Mr. Speaker, I am pleased to have the opportunity to rise on this second day since our return to the House to speak on this bill which will, among other things, make changes to transfer payments to the provinces.
What I propose to do in this address to the House is to attempt to set out the facts relating to federal government support for health, social assistance and education.
The Liberals have made much of the announced new CHST cash floor, as it is called, the $12.5 billion to be paid to the provinces for health, social assistance and education under the Canada Health and Social Transfer.
In a press release dated December 8, 1997, the Minister of Finance stated as follows: “Governing is about choices, priorities and values. Our choice is clear: health care is a priority for this Government”.
Mr. Martin has said nothing about the fact that, since 1993, the Liberals have reduced the amount of cash transfers for health, education and social assistance by some $6.3 billion, that is, from $18.8 billion to $12.5 billion.
He is also not mentioning the fact that the Liberals reduced cash transfers to 1984 levels. These transfers, which the Conservatives had increased by $6 billion, have dropped by almost the same amount since the arrival of the Liberals.
Furthermore, Mr. Martin also neglected to say that, for seven of the ten provinces, cash transfers will continue to decrease over the next five years. Yes, you have understood correctly. Every province, except Ontario, British Columbia and Alberta, will be receiving less money under these changes.
Finally, the announcement of a new floor simply means that all cash transfers to the provinces will not be further reduced. As payments are proportional to a province's population, all provinces, except Ontario, British Columbia and Alberta, will be getting less over the years. In other words, the seven less well off provinces will be getting $384 million less annually between now and 2002.
Let us look back for a moment at the context in which transfer payments are made. Prior to 1996, Ottawa helped the provinces pay for health care and education under the established programs financing or EPF arrangement. Payments were proportional to the population of a province less the tax point value.
The tax points were exchanged in 1977, when Ottawa agreed to reduce its tax rates to allow the provinces to increase theirs. This formula replaced part of the cash transfers.
The per capita payments under the EPF were frozen for a five-year period that was to end in 1995. Otherwise, these payments would have increased by an amount equal to the growth of the nominal gross domestic product, less 3%. Ottawa was also helping the provinces to fund social assistance programs, through the Canada Assistance Plan, or CAP. Payments made under the CAP program amounted to 50% of eligible provincial expenditures. The increase in payments made to the richest provinces, namely Ontario, British Columbia and Alberta, was capped at 5% per year, for a five-year period that was to end in 1995.
These restrictions curtailed the increase in payments, but they did not reduce their volume. Total transfers increased every year, without exception, while the Conservative Party was in office.
In 1993, the Liberals pledged to renegotiate the financial arrangements to improve funding stability. They never said anything about reducing payments by one-third before stabilizing them.

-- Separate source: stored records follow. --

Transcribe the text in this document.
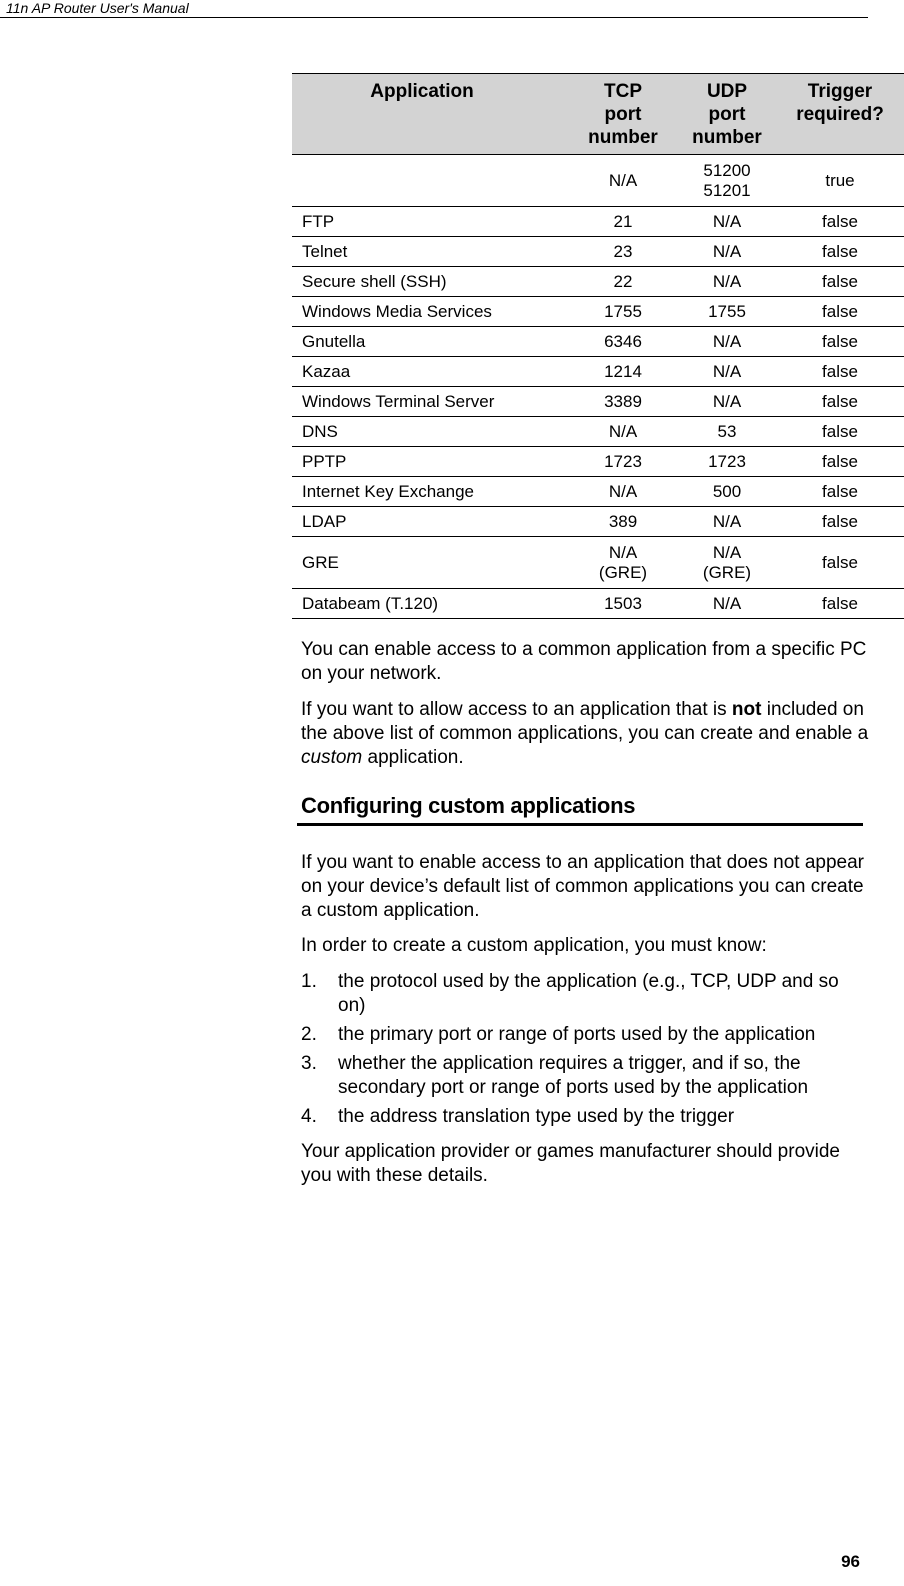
11n AP Router User's Manual
Application	TCP
port
number	UDP
port
number	Trigger
required?
	N/A	51200
51201	true
FTP	21	N/A	false
Telnet	23	N/A	false
Secure shell (SSH)	22	N/A	false
Windows Media Services	1755	1755	false
Gnutella	6346	N/A	false
Kazaa	1214	N/A	false
Windows Terminal Server	3389	N/A	false
DNS	N/A	53	false
PPTP	1723	1723	false
Internet Key Exchange	N/A	500	false
LDAP	389	N/A	false
GRE	N/A
(GRE)	N/A
(GRE)	false
Databeam (T.120)	1503	N/A	false
You can enable access to a common application from a specific PC on your network.
If you want to allow access to an application that is not included on the above list of common applications, you can create and enable a custom application.
Configuring custom applications
If you want to enable access to an application that does not appear on your device’s default list of common applications you can create a custom application.
In order to create a custom application, you must know:
1. the protocol used by the application (e.g., TCP, UDP and so on)
2. the primary port or range of ports used by the application
3. whether the application requires a trigger, and if so, the secondary port or range of ports used by the application
4. the address translation type used by the trigger
Your application provider or games manufacturer should provide you with these details.
96
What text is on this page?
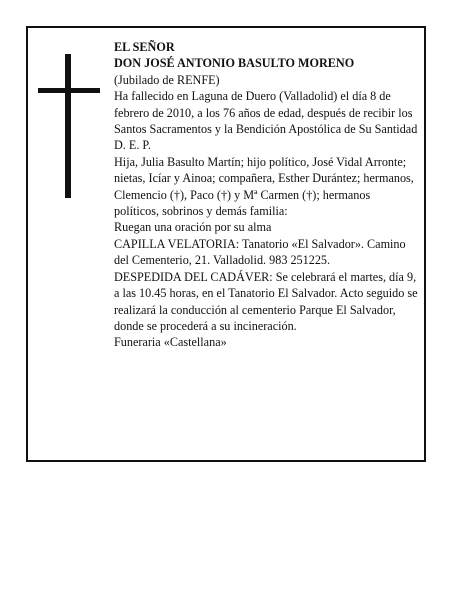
EL SEÑOR

DON JOSÉ ANTONIO BASULTO MORENO

(Jubilado de RENFE)

Ha fallecido en Laguna de Duero (Valladolid) el día 8 de febrero de 2010, a los 76 años de edad, después de recibir los Santos Sacramentos y la Bendición Apostólica de Su Santidad

D. E. P.

Hija, Julia Basulto Martín; hijo político, José Vidal Arronte; nietas, Icíar y Ainoa; compañera, Esther Durántez; hermanos, Clemencio (†), Paco (†) y Mª Carmen (†); hermanos políticos, sobrinos y demás familia:

Ruegan una oración por su alma

CAPILLA VELATORIA: Tanatorio «El Salvador». Camino del Cementerio, 21. Valladolid. 983 251225.

DESPEDIDA DEL CADÁVER: Se celebrará el martes, día 9, a las 10.45 horas, en el Tanatorio El Salvador. Acto seguido se realizará la conducción al cementerio Parque El Salvador, donde se procederá a su incineración.

Funeraria «Castellana»
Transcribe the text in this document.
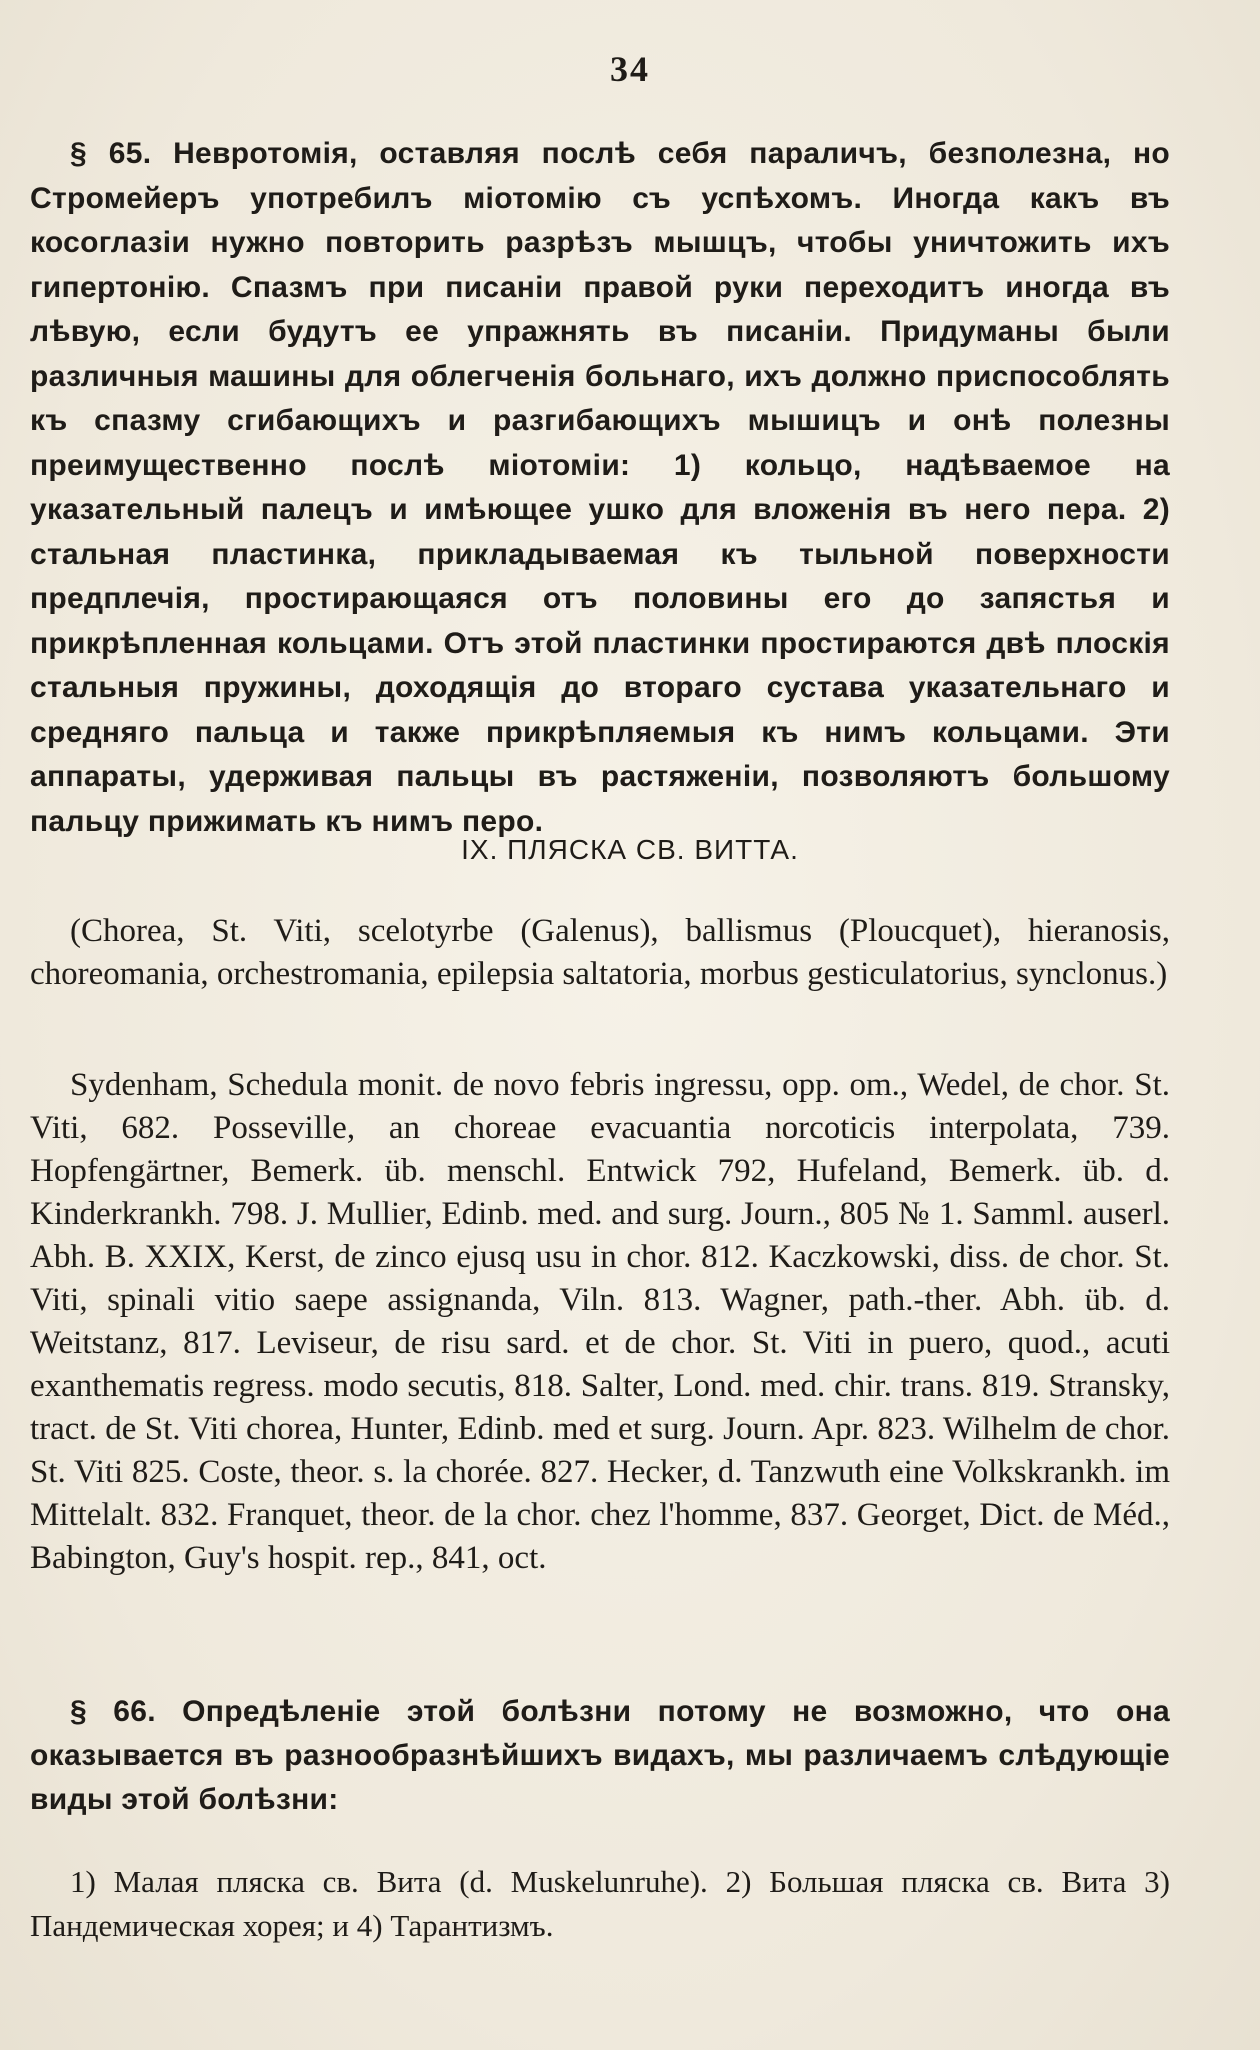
34

§ 65. Невротомія, оставляя послѣ себя параличъ, безполезна, но Стромейеръ употребилъ міотомію съ успѣхомъ. Иногда какъ въ косоглазіи нужно повторить разрѣзъ мышцъ, чтобы уничтожить ихъ гипертонію. Спазмъ при писаніи правой руки переходитъ иногда въ лѣвую, если будутъ ее упражнять въ писаніи. Придуманы были различныя машины для облегченія больнаго, ихъ должно приспособлять къ спазму сгибающихъ и разгибающихъ мышицъ и онѣ полезны преимущественно послѣ міотоміи: 1) кольцо, надѣваемое на указательный палецъ и имѣющее ушко для вложенія въ него пера. 2) стальная пластинка, прикладываемая къ тыльной поверхности предплечія, простирающаяся отъ половины его до запястья и прикрѣпленная кольцами. Отъ этой пластинки простираются двѣ плоскія стальныя пружины, доходящія до втораго сустава указательнаго и средняго пальца и также прикрѣпляемыя къ нимъ кольцами. Эти аппараты, удерживая пальцы въ растяженіи, позволяютъ большому пальцу прижимать къ нимъ перо.

IX. ПЛЯСКА СВ. ВИТТА.

(Chorea, St. Viti, scelotyrbe (Galenus), ballismus (Ploucquet), hieranosis, choreomania, orchestromania, epilepsia saltatoria, morbus gesticulatorius, synclonus.)

Sydenham, Schedula monit. de novo febris ingressu, opp. om., Wedel, de chor. St. Viti, 682. Posseville, an choreae evacuantia norcoticis interpolata, 739. Hopfengärtner, Bemerk. üb. menschl. Entwick 792, Hufeland, Bemerk. üb. d. Kinderkrankh. 798. J. Mullier, Edinb. med. and surg. Journ., 805 № 1. Samml. auserl. Abh. B. XXIX, Kerst, de zinco ejusq usu in chor. 812. Kaczkowski, diss. de chor. St. Viti, spinali vitio saepe assignanda, Viln. 813. Wagner, path.-ther. Abh. üb. d. Weitstanz, 817. Leviseur, de risu sard. et de chor. St. Viti in puero, quod., acuti exanthematis regress. modo secutis, 818. Salter, Lond. med. chir. trans. 819. Stransky, tract. de St. Viti chorea, Hunter, Edinb. med et surg. Journ. Apr. 823. Wilhelm de chor. St. Viti 825. Coste, theor. s. la chorée. 827. Hecker, d. Tanzwuth eine Volkskrankh. im Mittelalt. 832. Franquet, theor. de la chor. chez l'homme, 837. Georget, Dict. de Méd., Babington, Guy's hospit. rep., 841, oct.

§ 66. Опредѣленіе этой болѣзни потому не возможно, что она оказывается въ разнообразнѣйшихъ видахъ, мы различаемъ слѣдующіе виды этой болѣзни:

1) Малая пляска св. Вита (d. Muskelunruhe). 2) Большая пляска св. Вита 3) Пандемическая хорея; и 4) Тарантизмъ.
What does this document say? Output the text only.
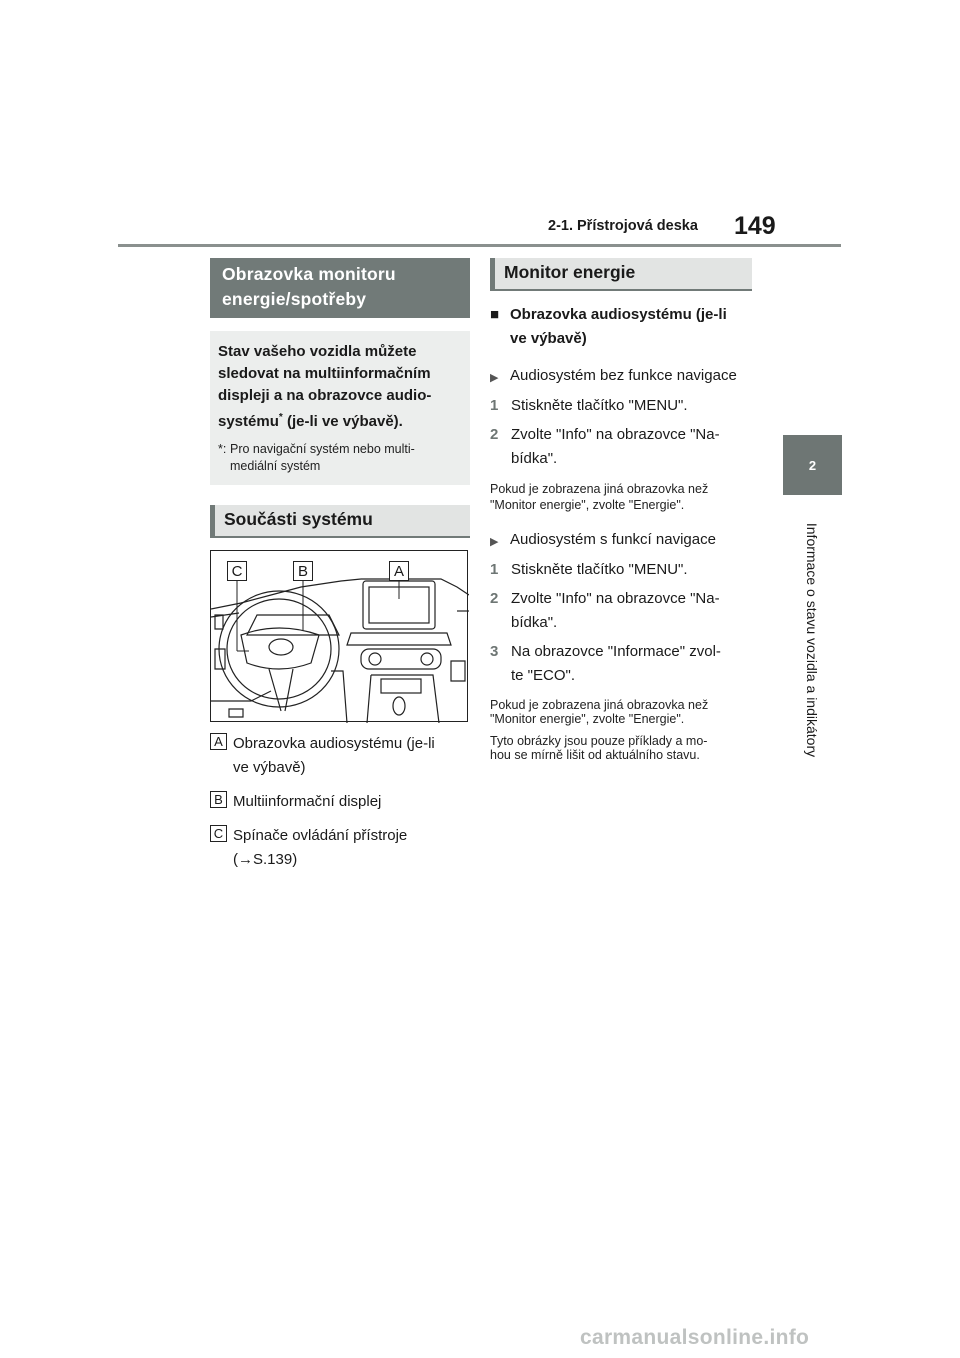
2-1. Přístrojová deska 149
2
Informace o stavu vozidla a indikátory
Obrazovka monitoru energie/spotřeby

Stav vašeho vozidla můžete

sledovat na multiinformačním

displeji a na obrazovce audio-

systému* (je-li ve výbavě).

*: Pro navigační systém nebo multi-
mediální systém
Součásti systému
C	B	A
A Obrazovka audiosystému (je-li
ve výbavě)
B Multiinformační displej
C Spínače ovládání přístroje
(→S.139)
Monitor energie
■ Obrazovka audiosystému (je-li
ve výbavě)
▶ Audiosystém bez funkce navigace
1 Stiskněte tlačítko "MENU".
2 Zvolte "Info" na obrazovce "Na-
bídka".
Pokud je zobrazena jiná obrazovka než
"Monitor energie", zvolte "Energie".
▶ Audiosystém s funkcí navigace
1 Stiskněte tlačítko "MENU".
2 Zvolte "Info" na obrazovce "Na-
bídka".
3 Na obrazovce "Informace" zvol-
te "ECO".
Pokud je zobrazena jiná obrazovka než
"Monitor energie", zvolte "Energie".
Tyto obrázky jsou pouze příklady a mo-
hou se mírně lišit od aktuálního stavu.
carmanualsonline.info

In its 1994 budget, the Liberal government announced that, in 1996-97, total payments paid under the CAP and EPF programs would not exceed the 1993-94 level. This cut would replace the social reforms that were to be negotiated with the provinces.
The reforms in question never saw the light of day. The green paper was finally published after several delays and was quickly forgotten.
In the 1995 budget, the Liberal government announced that EPF and CAP would be replaced by the Canada Health and Social Transfer, or CHST, starting in 1996-97. By 1997, total payments under CHST would be cut by just under $5 billion with respect to 1995 levels. The amount to be paid each province would be announced in the 1996 budget, following discussions with the provinces.
The 1996 budget contains funding levels by province up until 2002. The calculation formula irritates the poorer provinces, because it forces them to shoulder a greater share of cuts per inhabitant.
It was also announced in the budget that the cash portion of payments would not drop below the $11 billion mark, which represents almost $8 billion less than the cash payments in effect when the government tabled its green paper.
We believe there is a better solution. We believe that health care is one of Canadians' fundamental values. It is too important a part of our way of life to be held hostage to the political and budgetary imperatives of the hour. We must adopt an approach that will ensure the future of our health care system.
First, the federal government should relinquish part of its taxation power to the provinces and territories so that they can fund their own health systems.
Second, the federal government should recognize that it is quite possible to exercise leadership with respect to health care without being paternalistic. The federal government's role should never again be linked with taxation power. We need an approach that emphasizes co-ordination and co-operation. This can be done by replacing the $12.5 billion the federal government now pays the provinces with tax points, which would be subject to equalization.
Transferring tax points simply means that the federal government will relinquish part of its taxation power to the provinces. This approach would not change the total taxes paid by Canadian taxpayers. Instead, the portion of taxes necessary to fund health care would be collected directly by the provinces and territories rather than by the federal government.
Since the value of tax points is tied to provincial economies, we would establish an equalization fund ensuring that all regions of the country are able to provide care and services of comparable quality.
We propose that there be a Canadian pact for the purpose of creating a new framework promoting health and education. As part of this pact, the federal and provincial governments would agree on common health care standards.